Back to Lana Del Rey. Twice now, Del Rey has gotten into some hot water over cultural appropriation. First, in October 2012, Del Rey wore a Native American head-dress in her 10-minute long short film for the song Ride; second, in late 2013, she dressed in the hallmarks of Latino gang culture for the song Tropico. For a young woman, a one-time mistake like this could be chalked up to ignorance. But, twice? Why does it not concern her that she’s not just stirring up controversy, but she’s being identified as a racist? Other women who have denied feminism such as Katy Perry and Lady Gaga have also indulged in cultural appropriation as well.

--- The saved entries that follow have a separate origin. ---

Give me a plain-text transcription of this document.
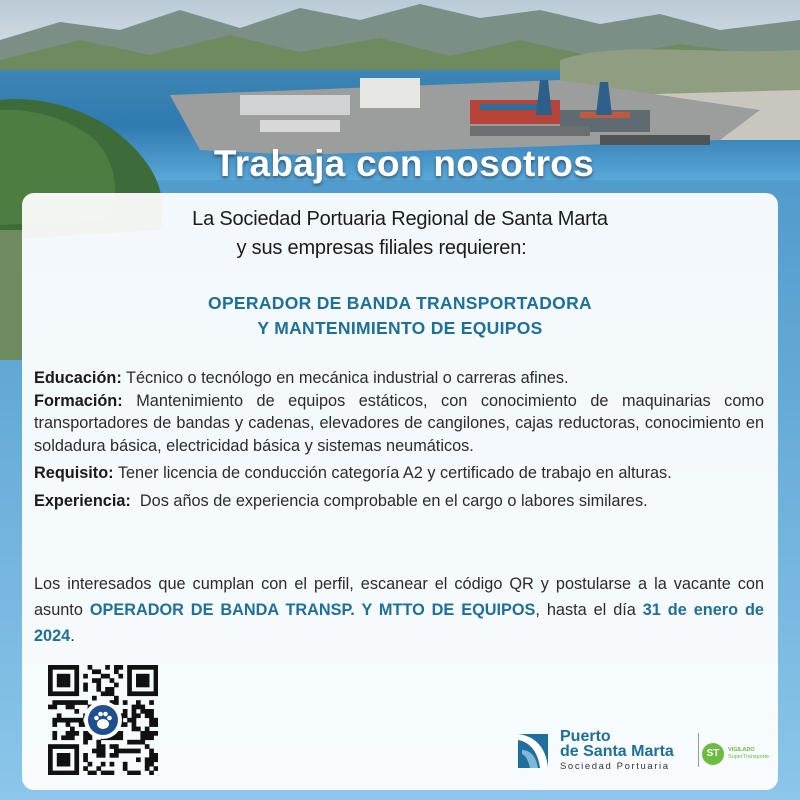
Trabaja con nosotros
La Sociedad Portuaria Regional de Santa Marta
y sus empresas filiales requieren:
OPERADOR DE BANDA TRANSPORTADORA
Y MANTENIMIENTO DE EQUIPOS

Educación: Técnico o tecnólogo en mecánica industrial o carreras afines.

Formación: Mantenimiento de equipos estáticos, con conocimiento de maquinarias como transportadores de bandas y cadenas, elevadores de cangilones, cajas reductoras, conocimiento en soldadura básica, electricidad básica y sistemas neumáticos.

Requisito: Tener licencia de conducción categoría A2 y certificado de trabajo en alturas.

Experiencia: Dos años de experiencia comprobable en el cargo o labores similares.

Los interesados que cumplan con el perfil, escanear el código QR y postularse a la vacante con asunto OPERADOR DE BANDA TRANSP. Y MTTO DE EQUIPOS, hasta el día 31 de enero de 2024.
Puerto
de Santa Marta
Sociedad Portuaria
ST	VIGILADO
SuperTransporte
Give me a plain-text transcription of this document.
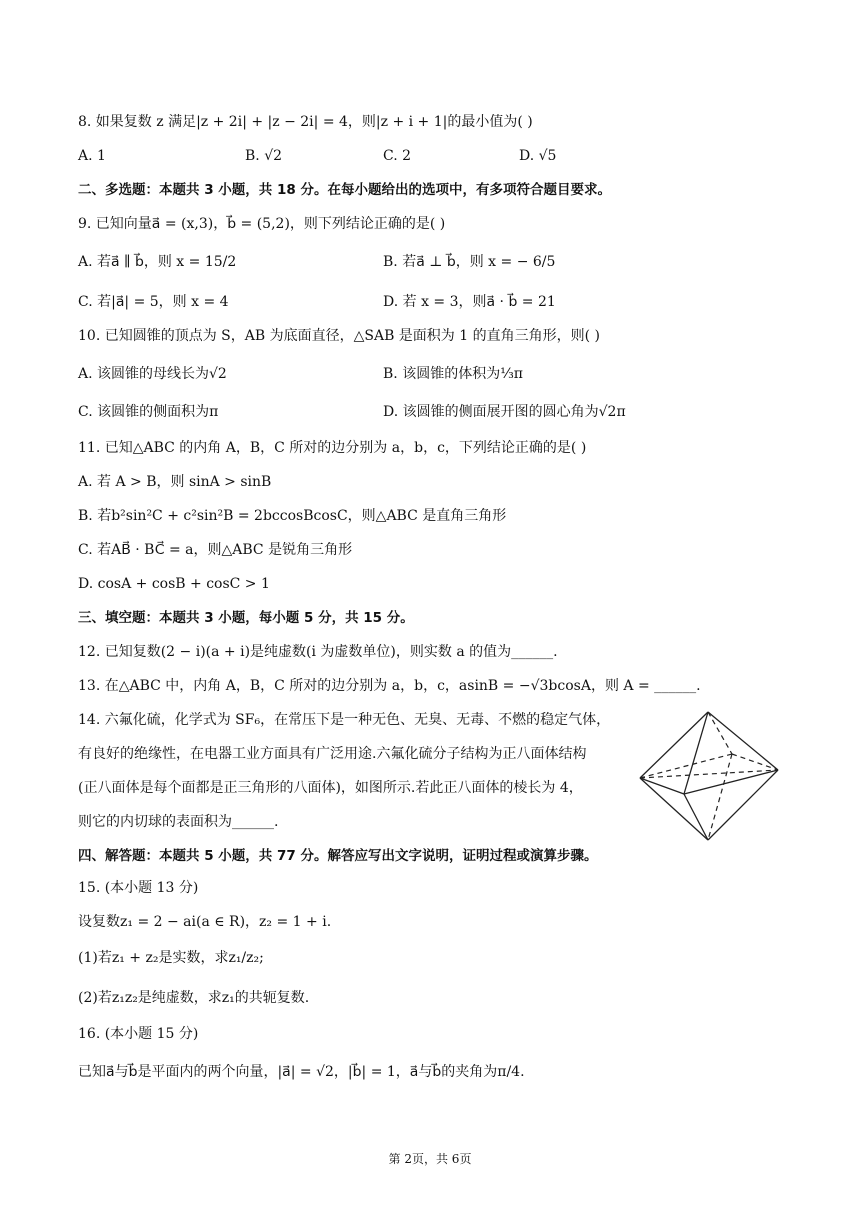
8. 如果复数 z 满足|z + 2i| + |z − 2i| = 4，则|z + i + 1|的最小值为( )
A. 1	B. √2	C. 2	D. √5
二、多选题：本题共 3 小题，共 18 分。在每小题给出的选项中，有多项符合题目要求。
9. 已知向量a⃗ = (x,3)，b⃗ = (5,2)，则下列结论正确的是( )
A. 若a⃗ ∥ b⃗，则 x = 15/2	B. 若a⃗ ⊥ b⃗，则 x = − 6/5
C. 若|a⃗| = 5，则 x = 4	D. 若 x = 3，则a⃗ · b⃗ = 21
10. 已知圆锥的顶点为 S，AB 为底面直径，△SAB 是面积为 1 的直角三角形，则( )
A. 该圆锥的母线长为√2	B. 该圆锥的体积为⅓π
C. 该圆锥的侧面积为π	D. 该圆锥的侧面展开图的圆心角为√2π
11. 已知△ABC 的内角 A，B，C 所对的边分别为 a，b，c，下列结论正确的是( )
A. 若 A > B，则 sinA > sinB
B. 若b²sin²C + c²sin²B = 2bccosBcosC，则△ABC 是直角三角形
C. 若AB⃗ · BC⃗ = a，则△ABC 是锐角三角形
D. cosA + cosB + cosC > 1
三、填空题：本题共 3 小题，每小题 5 分，共 15 分。
12. 已知复数(2 − i)(a + i)是纯虚数(i 为虚数单位)，则实数 a 的值为______.
13. 在△ABC 中，内角 A，B，C 所对的边分别为 a，b，c，asinB = −√3bcosA，则 A = ______.
14. 六氟化硫，化学式为 SF₆，在常压下是一种无色、无臭、无毒、不燃的稳定气体，
有良好的绝缘性，在电器工业方面具有广泛用途.六氟化硫分子结构为正八面体结构
(正八面体是每个面都是正三角形的八面体)，如图所示.若此正八面体的棱长为 4，
则它的内切球的表面积为______.
四、解答题：本题共 5 小题，共 77 分。解答应写出文字说明，证明过程或演算步骤。
15. (本小题 13 分)
设复数z₁ = 2 − ai(a ∈ R)，z₂ = 1 + i.
(1)若z₁ + z₂是实数，求z₁/z₂;
(2)若z₁z₂是纯虚数，求z₁的共轭复数.
16. (本小题 15 分)
已知a⃗与b⃗是平面内的两个向量，|a⃗| = √2，|b⃗| = 1，a⃗与b⃗的夹角为π/4.
第 2页，共 6页
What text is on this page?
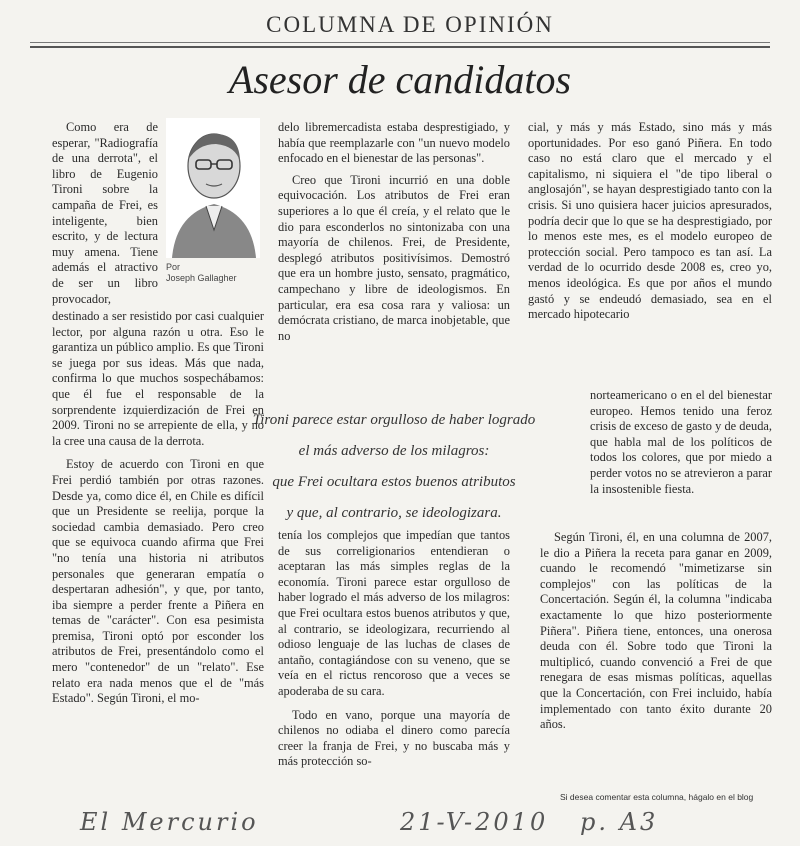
COLUMNA DE OPINIÓN
Asesor de candidatos

Como era de esperar, "Radiografía de una derrota", el libro de Eugenio Tironi sobre la campaña de Frei, es inteligente, bien escrito, y de lectura muy amena. Tiene además el atractivo de ser un libro provocador,

Por
Joseph Gallagher

destinado a ser resistido por casi cualquier lector, por alguna razón u otra. Eso le garantiza un público amplio. Es que Tironi se juega por sus ideas. Más que nada, confirma lo que muchos sospechábamos: que él fue el responsable de la sorprendente izquierdización de Frei en 2009. Tironi no se arrepiente de ella, y no la cree una causa de la derrota.

Estoy de acuerdo con Tironi en que Frei perdió también por otras razones. Desde ya, como dice él, en Chile es difícil que un Presidente se reelija, porque la sociedad cambia demasiado. Pero creo que se equivoca cuando afirma que Frei "no tenía una historia ni atributos personales que generaran empatía o despertaran adhesión", y que, por tanto, iba siempre a perder frente a Piñera en temas de "carácter". Con esa pesimista premisa, Tironi optó por esconder los atributos de Frei, presentándolo como el mero "contenedor" de un "relato". Ese relato era nada menos que el de "más Estado". Según Tironi, el mo-

delo libremercadista estaba desprestigiado, y había que reemplazarle con "un nuevo modelo enfocado en el bienestar de las personas".

Creo que Tironi incurrió en una doble equivocación. Los atributos de Frei eran superiores a lo que él creía, y el relato que le dio para esconderlos no sintonizaba con una mayoría de chilenos. Frei, de Presidente, desplegó atributos positivísimos. Demostró que era un hombre justo, sensato, pragmático, campechano y libre de ideologismos. En particular, era esa cosa rara y valiosa: un demócrata cristiano, de marca inobjetable, que no

Tironi parece estar orgulloso de haber logrado
el más adverso de los milagros:
que Frei ocultara estos buenos atributos
y que, al contrario, se ideologizara.

tenía los complejos que impedían que tantos de sus correligionarios entendieran o aceptaran las más simples reglas de la economía. Tironi parece estar orgulloso de haber logrado el más adverso de los milagros: que Frei ocultara estos buenos atributos y que, al contrario, se ideologizara, recurriendo al odioso lenguaje de las luchas de clases de antaño, contagiándose con su veneno, que se veía en el rictus rencoroso que a veces se apoderaba de su cara.

Todo en vano, porque una mayoría de chilenos no odiaba el dinero como parecía creer la franja de Frei, y no buscaba más y más protección so-

cial, y más y más Estado, sino más y más oportunidades. Por eso ganó Piñera. En todo caso no está claro que el mercado y el capitalismo, ni siquiera el "de tipo liberal o anglosajón", se hayan desprestigiado tanto con la crisis. Si uno quisiera hacer juicios apresurados, podría decir que lo que se ha desprestigiado, por lo menos este mes, es el modelo europeo de protección social. Pero tampoco es tan así. La verdad de lo ocurrido desde 2008 es, creo yo, menos ideológica. Es que por años el mundo gastó y se endeudó demasiado, sea en el mercado hipotecario

norteamericano o en el del bienestar europeo. Hemos tenido una feroz crisis de exceso de gasto y de deuda, que habla mal de los políticos de todos los colores, que por miedo a perder votos no se atrevieron a parar la insostenible fiesta.

Según Tironi, él, en una columna de 2007, le dio a Piñera la receta para ganar en 2009, cuando le recomendó "mimetizarse sin complejos" con las políticas de la Concertación. Según él, la columna "indicaba exactamente lo que hizo posteriormente Piñera". Piñera tiene, entonces, una onerosa deuda con él. Sobre todo que Tironi la multiplicó, cuando convenció a Frei de que renegara de esas mismas políticas, aquellas que la Concertación, con Frei incluido, había implementado con tanto éxito durante 20 años.

Si desea comentar esta columna, hágalo en el blog
El Mercurio	21-V-2010 p. A3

Look, I know I don’t have a smoking gun. You can find plenty of cultural appropriation from women who identify as feminists. But is the suggestion that intersectionality and race play a role in whether or not white women identify as feminists harder to believe than suggesting those same women are just stupid or too lazy to use Google?
We have symptoms of white flight from feminism right in front of us. It’s time to dig in deeper. We can stop pursuing celebrity endorsements or we can work to raise consciousness around the complicated intersection of racism and sexism. But, letting young women off the hook when they say, “That doesn’t look like my problem,” or dismissing them and their racial biases by calling them stupid undermines us all.